Gerald: Ich glaube, der Hauptgrund dafür war, dass die Treibacher AG gemerkt hat, dass für sie das ganze zum Bumerang wird. Denn wenn sie mit dieser horrend hohen Widerrufsklage erreichen wollten, dass über Kongo-Connection der Firma nicht mehr berichtet werden soll, so ist nun das Gegenteil eingetreten. Aufgrund der Kampagne der Werkstatt Frieden & Solidarität und der viefältigen Solidarität und Unterstützung, die ich in den letzten Monaten erfahren habe, hat diese Thematik nicht nur sehr viele Menschen, sondern sogar die parlamentarische Bühne erreicht. Ich möchte mich bei allen, die mich in dieser schwierigen Zeit unterstützt haben, ganz herzlich bedanken.

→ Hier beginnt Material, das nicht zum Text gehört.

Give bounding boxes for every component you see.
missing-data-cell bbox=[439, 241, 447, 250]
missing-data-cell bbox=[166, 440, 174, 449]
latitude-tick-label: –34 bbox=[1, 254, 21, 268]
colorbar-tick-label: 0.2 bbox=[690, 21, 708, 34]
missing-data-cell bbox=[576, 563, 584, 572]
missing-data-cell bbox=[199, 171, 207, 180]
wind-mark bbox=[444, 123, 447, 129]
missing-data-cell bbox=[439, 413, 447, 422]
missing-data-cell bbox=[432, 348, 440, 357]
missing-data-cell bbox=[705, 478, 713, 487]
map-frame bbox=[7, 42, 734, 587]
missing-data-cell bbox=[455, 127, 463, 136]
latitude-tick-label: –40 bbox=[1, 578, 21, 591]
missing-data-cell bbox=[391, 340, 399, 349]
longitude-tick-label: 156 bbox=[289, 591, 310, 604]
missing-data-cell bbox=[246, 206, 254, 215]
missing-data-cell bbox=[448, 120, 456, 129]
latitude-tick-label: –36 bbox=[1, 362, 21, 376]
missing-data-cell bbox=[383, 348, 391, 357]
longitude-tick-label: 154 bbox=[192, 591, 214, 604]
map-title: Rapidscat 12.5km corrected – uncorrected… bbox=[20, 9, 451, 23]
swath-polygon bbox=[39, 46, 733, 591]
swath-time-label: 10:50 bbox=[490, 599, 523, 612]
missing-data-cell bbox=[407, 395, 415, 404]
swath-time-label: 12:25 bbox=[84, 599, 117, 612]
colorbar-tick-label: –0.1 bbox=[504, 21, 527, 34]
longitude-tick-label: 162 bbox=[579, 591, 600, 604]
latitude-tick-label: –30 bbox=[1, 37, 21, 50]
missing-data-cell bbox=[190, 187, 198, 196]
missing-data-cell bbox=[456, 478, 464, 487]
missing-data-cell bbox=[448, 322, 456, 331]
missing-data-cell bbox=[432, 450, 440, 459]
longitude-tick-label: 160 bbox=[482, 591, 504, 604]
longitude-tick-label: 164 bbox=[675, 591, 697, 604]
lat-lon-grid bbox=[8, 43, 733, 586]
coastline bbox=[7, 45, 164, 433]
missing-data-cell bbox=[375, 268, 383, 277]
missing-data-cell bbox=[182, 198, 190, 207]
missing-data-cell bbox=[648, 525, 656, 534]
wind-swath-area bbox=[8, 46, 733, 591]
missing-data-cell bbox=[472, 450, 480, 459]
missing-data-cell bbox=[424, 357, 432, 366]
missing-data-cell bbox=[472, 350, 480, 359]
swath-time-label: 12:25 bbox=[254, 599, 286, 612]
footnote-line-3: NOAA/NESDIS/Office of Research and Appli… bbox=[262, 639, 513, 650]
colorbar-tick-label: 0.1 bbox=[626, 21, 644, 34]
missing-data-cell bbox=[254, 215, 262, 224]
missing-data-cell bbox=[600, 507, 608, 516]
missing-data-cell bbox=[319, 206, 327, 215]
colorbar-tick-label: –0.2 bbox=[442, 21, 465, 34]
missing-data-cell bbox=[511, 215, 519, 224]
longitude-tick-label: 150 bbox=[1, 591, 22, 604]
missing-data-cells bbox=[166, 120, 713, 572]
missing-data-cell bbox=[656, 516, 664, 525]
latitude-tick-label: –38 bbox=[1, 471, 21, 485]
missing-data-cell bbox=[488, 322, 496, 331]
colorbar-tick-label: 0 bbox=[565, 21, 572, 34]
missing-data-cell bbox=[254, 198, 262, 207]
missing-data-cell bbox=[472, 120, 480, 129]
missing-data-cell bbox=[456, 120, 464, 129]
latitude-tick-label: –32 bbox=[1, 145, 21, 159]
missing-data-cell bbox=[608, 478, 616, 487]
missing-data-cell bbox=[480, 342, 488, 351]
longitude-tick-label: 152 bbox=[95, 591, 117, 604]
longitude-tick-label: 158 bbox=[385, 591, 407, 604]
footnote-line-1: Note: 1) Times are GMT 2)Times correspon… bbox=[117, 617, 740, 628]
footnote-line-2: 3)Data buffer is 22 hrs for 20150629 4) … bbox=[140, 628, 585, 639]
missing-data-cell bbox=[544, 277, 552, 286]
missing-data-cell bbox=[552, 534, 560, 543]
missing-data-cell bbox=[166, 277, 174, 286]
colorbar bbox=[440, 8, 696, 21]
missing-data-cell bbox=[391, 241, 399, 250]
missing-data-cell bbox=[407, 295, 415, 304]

Als einzelner hat man, wenn man mit einem scheinbar übermächtigen Gegner konfrontiert ist, oft nur die Wahl zwischen Unterwerfung oder Don Quijoterie. Doch gemeinsam anderen, gestützt auf breite Solidarität kann man auch einem Großkonzern die Stirn bieten.
Frage: Stein des Anstoßes war ein Zitat aus einem Urteilsspruch des Landesgerichts Korneuburg, den du in deinem Standard-Kommentar verwendet hast. Dieses Zitat ist vor und nach dir in anderen Medien publiziert worden, ohne dass diese von der Treibacher AG geklagt worden wären. Warum glaubst du, dass ausgerechnet du geklagt worden bist?
Gerald: Darüber kann ich nur spekulieren. Ich habe den Kommentar im Standard ausdrücklich als Mitarbeiter der Werkstatt Frieden & Solidarität geschrieben. Eigentümer der Treibacher Industrie AG ist ein gewisser Baron August von Finck: er kommt aus einem Familienclan, der laut Information des Internet-Lexikons Wikipedia sich durch Arisierungen bereichert hat. Der Multimilliardär August von Finck hat in den 90er Jahr jene Gruppe am rechten Rand in der BRD mit Millionenbeträgen finanziert, zu der auch auch Jörg Haider engste Kontakte unterhalten hat. Ein Schelm, wer denkt, dass bei der – vorsichtig formuliert – für August von Finck sehr lukrativen Privatisierung der Treibacher Industrie AG zu Beginn der schwarz-blauen Regierungszeit, die gemeinsamen politischen Vorlieben mit Jörg Haider eine Rolle gespielt haben. August von Finck sitzt beim größten deutschen Baukonzern, der Hochtief AG, mit den größten Rüstungskonzernen der BRD in einem Boot. Ich gestehe, dieser rechte Baron ist ein Symbol für jene unappetitliche Melange aus Rechtsaußenpolitik, Rüstungsindustrie, Privatisierungsgewinnlern und Multimilliardären, die wir zutiefst ablehnen und bekämpfen. Möglicherweise wird das umgekehrt ähnlich gesehen.
Frage: Wie wird es nun weitergehen?
Gerald: Wichtig ist es jetzt mehr denn je, dass auch in Österreich die Kongogeschäfte österreichischer Firmen durchleuchtet werden. Die UNO hat alle Mitgliedsstaaten dazu aufgerufen. Je mehr Menschen die Kampagne der Werkstatt Frieden & Solidarität nach einer parlamentarischen Untersuchung unterstützen, desto eher wird es dazu kommen. Erste positive Rückmeldungen aus National- und Bundesrat gibt ja bereits.
Frage: Gibt es aus Deiner Sicht Dinge, die dabei besonders durchleuchtet werden müssten?
Gerald: Untersucht werden müsste auf alle Fälle die Beteiligung der Treibacher AG an jener estnischen Firma, an die jahrelang und tonnenweise illegal geförderte Pyrochlor aus dem Kongo geliefert worden ist. Die Lieferungen stammten von dem selben deutschen Geschäftsmann, mit dem die Treibacher AG ein Joint-Venture zur Erforschung und Ausbeutung von Rohstoffen in Zentralafrika gegründet hatte.